In issue #74 of Marvel Team-Up (cover dated October, 1978), Belushi (in character as Samurai Futaba) teams up with Spider-Man to duel the Marvel Comics supervillain Silver Samurai. In the story, the Silver Samurai seeks to recover a ring containing a teleportation device that had inadvertently come into Belushi's possession. An alternate version of the "Samurai Deli" sketch also appears briefly in issue #54 of The Sandman, part of a timeline where Prez Rickard becomes President of the United States and hosts the "highest-rated" episode of Saturday Night Live in history.

== List of Saturday Night Live episodes featuring Samurai Futaba ==
- "Samurai Hotel" December 13, 1975 – Belushi and his bellhop (host Richard Pryor, also portraying a samurai, the only time any other samurai was depicted) duel over who has to carry a guest's bags. Pryor smashes the front desk with his sword; The Samurai says, "Well, I can dig where you're coming from," the only words ever spoken by the character in English.
- "Samurai Delicatessen" January 17, 1976 – Mr. Dantley (host Buck Henry) waits as the Samurai makes a sandwich by severing ropes on hanging salami, slicing tomatoes in midair, and splitting bread with his skull. The two of them carry on a pleasant conversation although each speaks a different language.
- "Samurai Divorce Court" February 14, 1976 – Futaba vs. Futaba. In the Samurai world, custody cases are resolved by splitting children in half. Show regular Jane Curtin plays Futaba's wife. Host: Peter Boyle
- "Samurai Tailor" May 22, 1976 – Mr. Dantley (Buck Henry) needs a tuxedo for a wedding. The Samurai makes one for him with his katana.

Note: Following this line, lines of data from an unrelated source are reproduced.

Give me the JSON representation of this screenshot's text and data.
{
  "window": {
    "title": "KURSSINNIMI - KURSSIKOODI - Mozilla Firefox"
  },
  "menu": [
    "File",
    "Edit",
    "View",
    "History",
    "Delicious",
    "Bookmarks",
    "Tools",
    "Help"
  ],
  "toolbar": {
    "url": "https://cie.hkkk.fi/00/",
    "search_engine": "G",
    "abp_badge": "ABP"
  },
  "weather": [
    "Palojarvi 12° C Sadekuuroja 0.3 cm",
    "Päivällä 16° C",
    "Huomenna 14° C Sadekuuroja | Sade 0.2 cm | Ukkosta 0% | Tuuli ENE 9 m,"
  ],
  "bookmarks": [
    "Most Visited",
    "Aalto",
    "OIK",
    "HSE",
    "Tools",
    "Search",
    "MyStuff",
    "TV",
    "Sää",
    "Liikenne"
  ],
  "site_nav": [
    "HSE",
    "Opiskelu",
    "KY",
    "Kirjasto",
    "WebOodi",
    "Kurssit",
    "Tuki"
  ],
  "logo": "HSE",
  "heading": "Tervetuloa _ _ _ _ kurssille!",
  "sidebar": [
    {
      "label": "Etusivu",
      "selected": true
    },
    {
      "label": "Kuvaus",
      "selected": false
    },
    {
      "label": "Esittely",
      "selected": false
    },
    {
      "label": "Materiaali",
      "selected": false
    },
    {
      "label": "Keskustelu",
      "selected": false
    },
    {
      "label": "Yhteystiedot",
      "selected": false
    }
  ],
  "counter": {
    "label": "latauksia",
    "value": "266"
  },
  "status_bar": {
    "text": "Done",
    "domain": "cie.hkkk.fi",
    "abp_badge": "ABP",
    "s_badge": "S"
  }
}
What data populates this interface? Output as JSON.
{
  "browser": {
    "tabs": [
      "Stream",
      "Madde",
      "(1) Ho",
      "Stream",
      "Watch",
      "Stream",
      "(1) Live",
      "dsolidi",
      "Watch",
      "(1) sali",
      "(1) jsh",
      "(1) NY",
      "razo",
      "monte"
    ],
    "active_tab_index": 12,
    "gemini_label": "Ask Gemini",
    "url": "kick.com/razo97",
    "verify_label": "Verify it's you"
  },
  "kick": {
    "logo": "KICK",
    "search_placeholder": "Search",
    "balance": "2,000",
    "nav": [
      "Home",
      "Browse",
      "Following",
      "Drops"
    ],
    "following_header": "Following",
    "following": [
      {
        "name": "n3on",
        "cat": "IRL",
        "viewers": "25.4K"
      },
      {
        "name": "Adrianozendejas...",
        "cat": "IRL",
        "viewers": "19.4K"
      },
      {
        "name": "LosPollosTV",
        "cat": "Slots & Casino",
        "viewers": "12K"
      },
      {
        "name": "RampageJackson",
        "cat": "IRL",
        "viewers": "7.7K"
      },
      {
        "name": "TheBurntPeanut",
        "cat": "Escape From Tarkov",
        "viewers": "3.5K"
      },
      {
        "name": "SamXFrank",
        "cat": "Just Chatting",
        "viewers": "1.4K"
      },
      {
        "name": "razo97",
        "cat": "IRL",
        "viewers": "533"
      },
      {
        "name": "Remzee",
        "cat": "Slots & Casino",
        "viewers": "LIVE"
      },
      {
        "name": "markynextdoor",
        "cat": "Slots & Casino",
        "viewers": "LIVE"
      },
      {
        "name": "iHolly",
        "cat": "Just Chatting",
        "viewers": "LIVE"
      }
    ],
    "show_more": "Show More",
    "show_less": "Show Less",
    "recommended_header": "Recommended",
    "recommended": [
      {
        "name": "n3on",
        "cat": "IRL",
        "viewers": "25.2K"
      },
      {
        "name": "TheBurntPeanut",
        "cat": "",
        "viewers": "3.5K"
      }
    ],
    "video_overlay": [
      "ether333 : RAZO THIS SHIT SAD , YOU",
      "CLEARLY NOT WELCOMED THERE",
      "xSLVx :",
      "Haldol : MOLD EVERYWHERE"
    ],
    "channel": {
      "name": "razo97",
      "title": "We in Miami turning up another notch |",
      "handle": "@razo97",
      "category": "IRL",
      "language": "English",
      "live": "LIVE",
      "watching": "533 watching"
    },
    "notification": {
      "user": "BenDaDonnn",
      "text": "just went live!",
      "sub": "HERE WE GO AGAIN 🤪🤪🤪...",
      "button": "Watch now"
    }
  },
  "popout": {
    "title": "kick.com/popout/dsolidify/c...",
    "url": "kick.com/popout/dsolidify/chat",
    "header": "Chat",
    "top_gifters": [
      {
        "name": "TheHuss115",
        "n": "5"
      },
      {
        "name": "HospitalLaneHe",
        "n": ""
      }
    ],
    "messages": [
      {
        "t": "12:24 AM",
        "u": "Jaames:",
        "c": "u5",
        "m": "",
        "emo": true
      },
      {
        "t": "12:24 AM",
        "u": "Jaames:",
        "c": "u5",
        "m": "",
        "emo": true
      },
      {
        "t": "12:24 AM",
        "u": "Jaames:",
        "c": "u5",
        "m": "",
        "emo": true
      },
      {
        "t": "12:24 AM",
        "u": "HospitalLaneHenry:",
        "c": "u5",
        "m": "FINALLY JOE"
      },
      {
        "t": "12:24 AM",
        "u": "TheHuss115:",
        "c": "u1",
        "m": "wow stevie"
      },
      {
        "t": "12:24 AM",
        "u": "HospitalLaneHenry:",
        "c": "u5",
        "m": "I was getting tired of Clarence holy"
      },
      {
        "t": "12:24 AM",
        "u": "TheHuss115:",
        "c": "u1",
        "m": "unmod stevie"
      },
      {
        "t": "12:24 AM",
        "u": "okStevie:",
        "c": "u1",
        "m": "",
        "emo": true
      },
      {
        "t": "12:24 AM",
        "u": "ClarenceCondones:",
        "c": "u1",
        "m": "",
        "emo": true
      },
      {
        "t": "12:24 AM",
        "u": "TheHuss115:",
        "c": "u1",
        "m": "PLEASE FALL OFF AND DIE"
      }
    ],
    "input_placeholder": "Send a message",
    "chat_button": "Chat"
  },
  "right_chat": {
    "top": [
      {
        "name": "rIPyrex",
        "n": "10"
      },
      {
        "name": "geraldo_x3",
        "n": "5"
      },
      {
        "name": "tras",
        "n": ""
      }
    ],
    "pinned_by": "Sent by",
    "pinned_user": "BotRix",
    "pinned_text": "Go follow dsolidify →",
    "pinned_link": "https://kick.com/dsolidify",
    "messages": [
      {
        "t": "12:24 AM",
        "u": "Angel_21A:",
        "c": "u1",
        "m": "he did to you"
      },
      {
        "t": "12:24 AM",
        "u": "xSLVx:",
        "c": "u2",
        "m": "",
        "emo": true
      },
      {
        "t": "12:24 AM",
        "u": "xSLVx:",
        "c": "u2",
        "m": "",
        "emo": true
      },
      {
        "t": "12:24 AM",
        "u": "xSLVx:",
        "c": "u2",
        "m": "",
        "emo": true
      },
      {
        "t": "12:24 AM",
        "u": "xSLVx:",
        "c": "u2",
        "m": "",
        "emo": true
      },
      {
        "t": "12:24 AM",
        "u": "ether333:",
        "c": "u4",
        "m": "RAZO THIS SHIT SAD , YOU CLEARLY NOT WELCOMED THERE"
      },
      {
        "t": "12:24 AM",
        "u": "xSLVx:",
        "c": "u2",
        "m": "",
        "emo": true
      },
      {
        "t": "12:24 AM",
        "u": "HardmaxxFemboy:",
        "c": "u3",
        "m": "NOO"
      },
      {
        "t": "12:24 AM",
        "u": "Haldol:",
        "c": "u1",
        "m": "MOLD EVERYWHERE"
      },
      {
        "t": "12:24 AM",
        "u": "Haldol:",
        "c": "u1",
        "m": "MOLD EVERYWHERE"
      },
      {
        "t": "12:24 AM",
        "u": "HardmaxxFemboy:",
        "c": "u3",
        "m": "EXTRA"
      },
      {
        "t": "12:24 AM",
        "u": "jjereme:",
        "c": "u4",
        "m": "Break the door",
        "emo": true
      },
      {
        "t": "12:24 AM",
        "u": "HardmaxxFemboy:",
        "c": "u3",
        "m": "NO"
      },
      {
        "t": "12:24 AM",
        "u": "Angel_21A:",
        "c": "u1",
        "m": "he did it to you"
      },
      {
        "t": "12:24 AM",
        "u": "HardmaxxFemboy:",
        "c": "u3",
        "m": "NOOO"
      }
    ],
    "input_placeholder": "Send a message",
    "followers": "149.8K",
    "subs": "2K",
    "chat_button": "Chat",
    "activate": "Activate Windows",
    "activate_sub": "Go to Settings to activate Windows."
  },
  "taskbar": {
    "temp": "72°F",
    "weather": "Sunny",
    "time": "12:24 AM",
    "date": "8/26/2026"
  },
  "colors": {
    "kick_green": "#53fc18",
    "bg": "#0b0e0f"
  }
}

- "Samurai General Practitioner" July 31, 1976 host: Kris Kristofferson
- "Samurai Stockbroker" October 30, 1976 – Belushi accidentally strikes Buck Henry, playing the client Mr. Dantley, in the forehead with a katana. On tape, Henry clearly staggers back from the blow. Afterward, Henry appeared on camera with a band-aid covering the cut on his forehead. In solidarity, for the remainder of the broadcast the rest of the cast members (including a teddy bear in one later sketch) also appeared with band-aids on their foreheads.
- "The Purple Lagoon" (during musical performance) December 11, 1976 musical guest: Frank Zappa
- "Samurai Hit Man" March 19, 1977 – Don Marsala (Dan Aykroyd) hires the Samurai to kill, as soon as possible, both Don Cornelius and Don Kirshner.
- "Samurai B.M.O.C." May 21, 1977 – The Samurai must convince Dean Bynum (Buck Henry) that he is qualified to graduate from college.
- "Samurai Dry Cleaners" October 29, 1977 host: Charles Grodin
- "Samurai Psychiatrist" November 19, 1977 – Buck Henry relates a disturbing dream.
- "Samurai Night Fever" February 25, 1978 – a parody of the film Saturday Night Fever, with the Samurai as a disco dancer. Host O.J. Simpson plays the Samurai's brother.
- "Samurai TV Repairman" May 20, 1978 – The Samurai tosses a TV set around, hits it with his sword, plunges two knives into the top grille, and the picture turns out perfect. Host: Buck Henry
- "Rollo" (during musical performance) October 21, 1978 – host: Frank Zappa
- "Samurai Optometrist" November 11, 1978 – The Samurai nearly commits seppuku when Buck Henry calls him an "optician".
- "Samurai Bakery" May 26, 1979 – host: Buck Henry Mr. Dantley (Buck Henry) buys a last-minute wedding cake, only it is not boxed. The Samurai tosses the cake in the air, and slices it to pieces as it drops behind the counter, only to pick up neatly packaged, string-tied pink boxes, which he hands to Mr. Dantley.